The president now joins me to go over the most recent poll results. I value your time very much; your opinions are always much valued. Examining the poll, we see that the institutes' expectation gauge dropped from 86.3 in September. Especially in relation to the core rates, what are the main obstacles the European economy faces? Given the German economy in particular, I would mostly blame the manufacturing industry for its shortcomings. This deficit is visible in many other subsectors, including equipment, chemicals, electrical components, and the automobile sector. Businesses claim a shortage of orders, which is exacerbated by declining service sector performance particularly in sectors connected to industrial activity like engineering services and logistics. The general perspective is negative.
The story of a depressing picture keeps on. We discussed the differences between manufacturing and services, which are currently displaying indications of alignment. Are there more pressures to bear, especially in relation to service declines? Do you see a change towards a concentration on the industrial slowdown? The issue is in the declining manufacturing investment, which can cause production and value-added output to keep declining. Hinging on the future performance of the Chinese economy, the chronology for hitting the bottom under current external conditions remains unknown, including exports to China. In Germany, things are foggy. Many businesses cutting equipment investment in Germany point to a concerning trend in terms of lack of investment in Germany. Further aggravating the situation is this lack of security in investment combined with low building investment affecting manufacturing. At present, the possibility of stabilization in construction—which would support manufacturing—remains unknown.Is a recession in Germany now a realistic possibility? We might perhaps post a negative growth figure this year. Much will depend on consumer spending. While discretionary incomes are rising, this increase has not yet shown appreciable expansion. The rising savings rate suggests an underlying future worry among consumers.
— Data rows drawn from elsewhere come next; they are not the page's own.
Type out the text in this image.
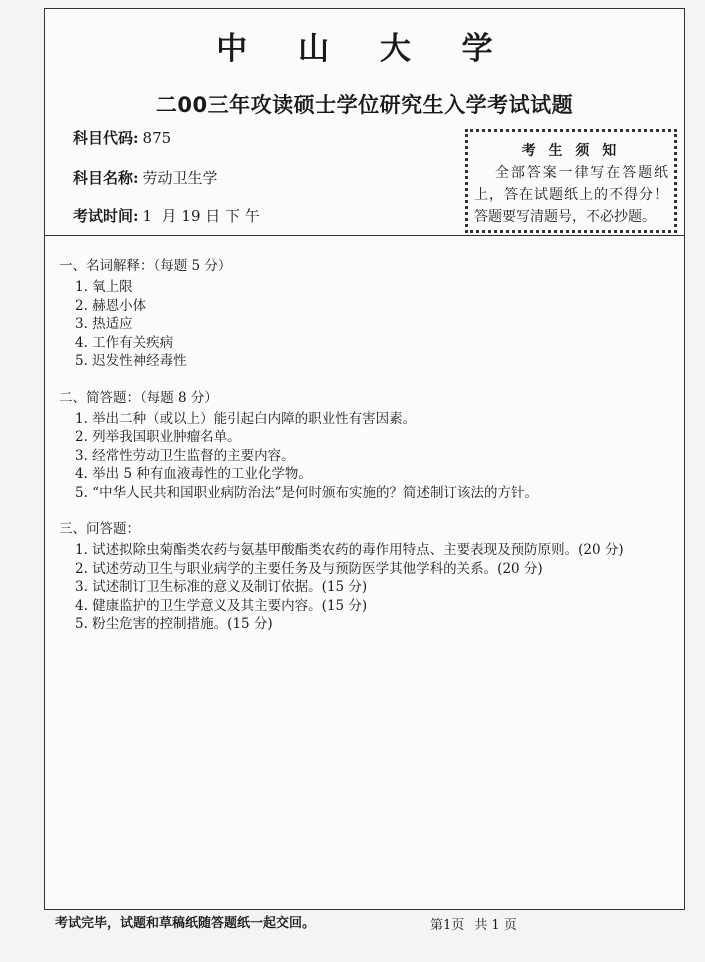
中 山 大 学
二00三年攻读硕士学位研究生入学考试试题
科目代码: 875
科目名称: 劳动卫生学
考试时间: 1  月 19 日 下 午
考 生 须 知
全部答案一律写在答题纸上，答在试题纸上的不得分！答题要写清题号，不必抄题。
一、名词解释：（每题 5 分）
1. 氧上限
2. 赫恩小体
3. 热适应
4. 工作有关疾病
5. 迟发性神经毒性
二、简答题：（每题 8 分）
1. 举出二种（或以上）能引起白内障的职业性有害因素。
2. 列举我国职业肿瘤名单。
3. 经常性劳动卫生监督的主要内容。
4. 举出 5 种有血液毒性的工业化学物。
5. “中华人民共和国职业病防治法”是何时颁布实施的？简述制订该法的方针。
三、问答题：
1. 试述拟除虫菊酯类农药与氨基甲酸酯类农药的毒作用特点、主要表现及预防原则。(20 分)
2. 试述劳动卫生与职业病学的主要任务及与预防医学其他学科的关系。(20 分)
3. 试述制订卫生标准的意义及制订依据。(15 分)
4. 健康监护的卫生学意义及其主要内容。(15 分)
5. 粉尘危害的控制措施。(15 分)
考试完毕，试题和草稿纸随答题纸一起交回。	第1页 共 1 页
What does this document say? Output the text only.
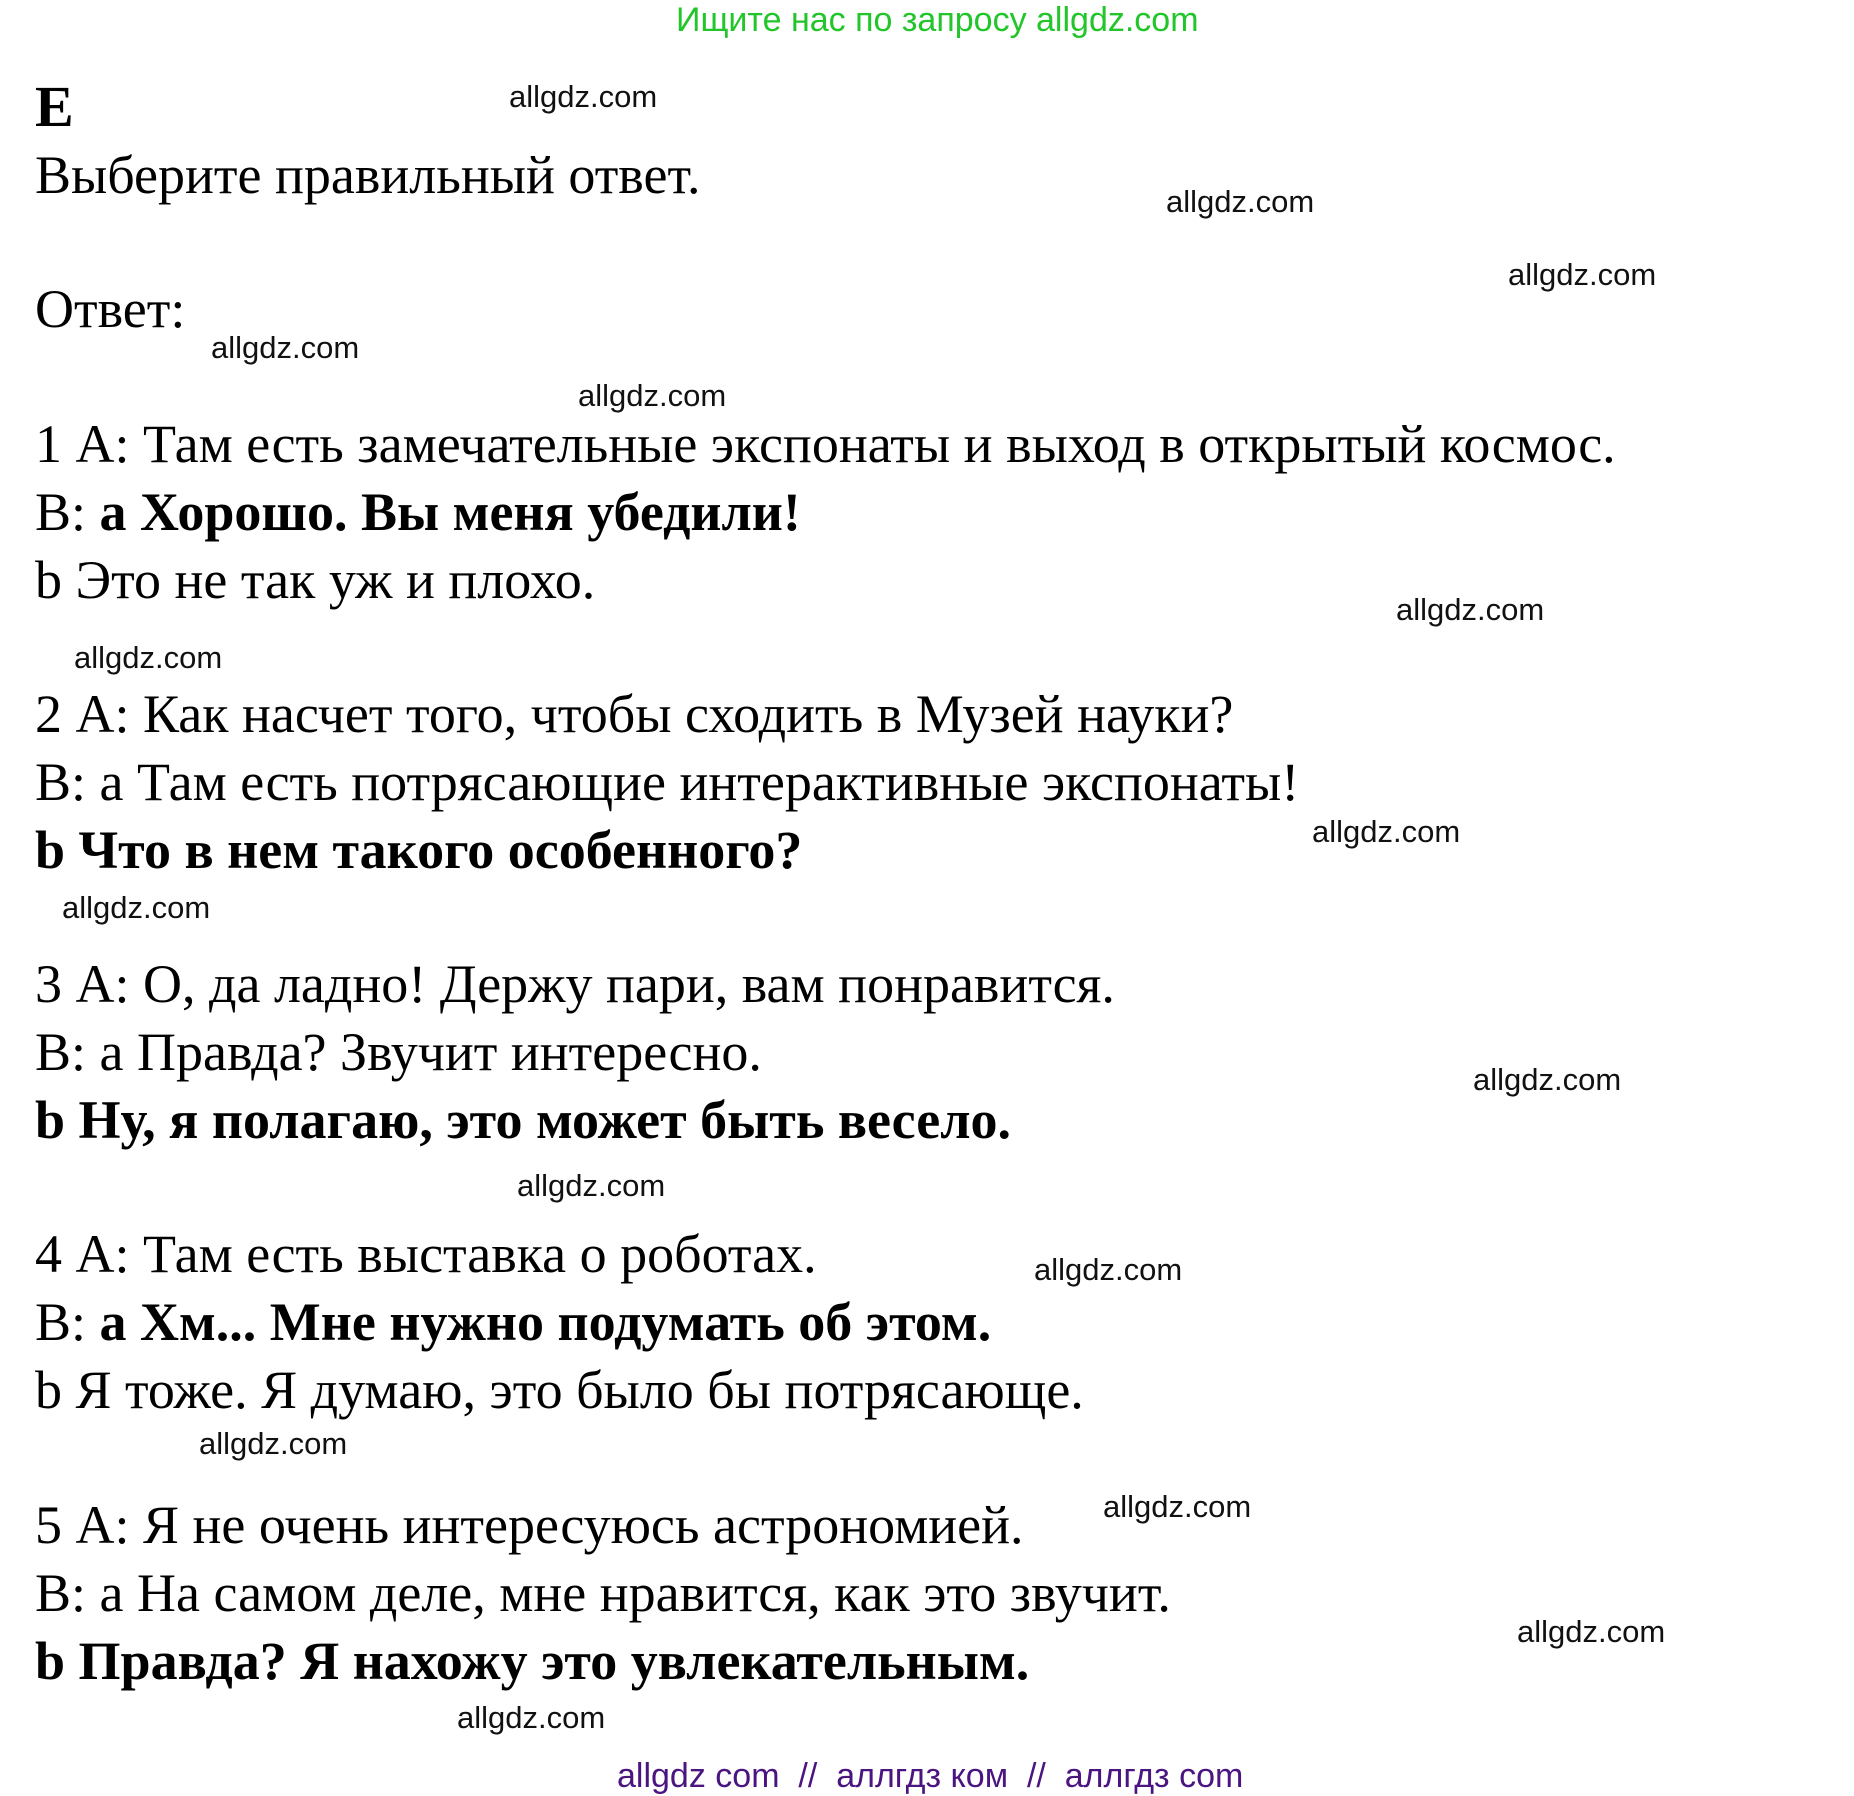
Ищите нас по запросу allgdz.com
E
Выберите правильный ответ.
Ответ:
1 А: Там есть замечательные экспонаты и выход в открытый космос.
B: a Хорошо. Вы меня убедили!
b Это не так уж и плохо.
2 А: Как насчет того, чтобы сходить в Музей науки?
B: a Там есть потрясающие интерактивные экспонаты!
b Что в нем такого особенного?
3 А: О, да ладно! Держу пари, вам понравится.
B: a Правда? Звучит интересно.
b Ну, я полагаю, это может быть весело.
4 А: Там есть выставка о роботах.
B: a Хм... Мне нужно подумать об этом.
b Я тоже. Я думаю, это было бы потрясающе.
5 А: Я не очень интересуюсь астрономией.
B: a На самом деле, мне нравится, как это звучит.
b Правда? Я нахожу это увлекательным.
allgdz.com
allgdz.com
allgdz.com
allgdz.com
allgdz.com
allgdz.com
allgdz.com
allgdz.com
allgdz.com
allgdz.com
allgdz.com
allgdz.com
allgdz.com
allgdz.com
allgdz.com
allgdz.com
allgdz com  //  аллгдз ком  //  аллгдз com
Should this attitude change during the year, we could prevent a full-fledged recession. Still, the German economy is probably going to stall and negative growth rate looms large.
Does the European Central Bank (ecb) have to take a more forceful approach? Is a necessary projected ecb rate drop on October 3 to give the economy strong support? Although a fall in the October ecb rate would surprise some, the increasing probability shown by current data points to an ecb review is called for. The ECB sees things holistically, and Germany is a negative outlier. The process of decision-making by the ECB involves juggling a declining economy against quite steady inflation, particularly in the services sector. According to the most recent figures, German businesses are considering price cuts to help to lower inflationary pressure. All these elements point to a strong case for a rate reduction.
Could the next months show a good turn around? Key causes of Germany's economic difficulties have been the slowing down in China and its effects on exports. Should this slow down stabilize, it would offer some respite. Although it would not imply instant optimism for Germany, it would most definitely be a welcome change. German vulnerability, particularly in the automotive industry and the Chinese car market, draws attention to the structural flaws of German businesses, especially in the field of electric vehicles. Right now, the possibility of a stable building industry still remains unknown and would affect manufacturing in turn.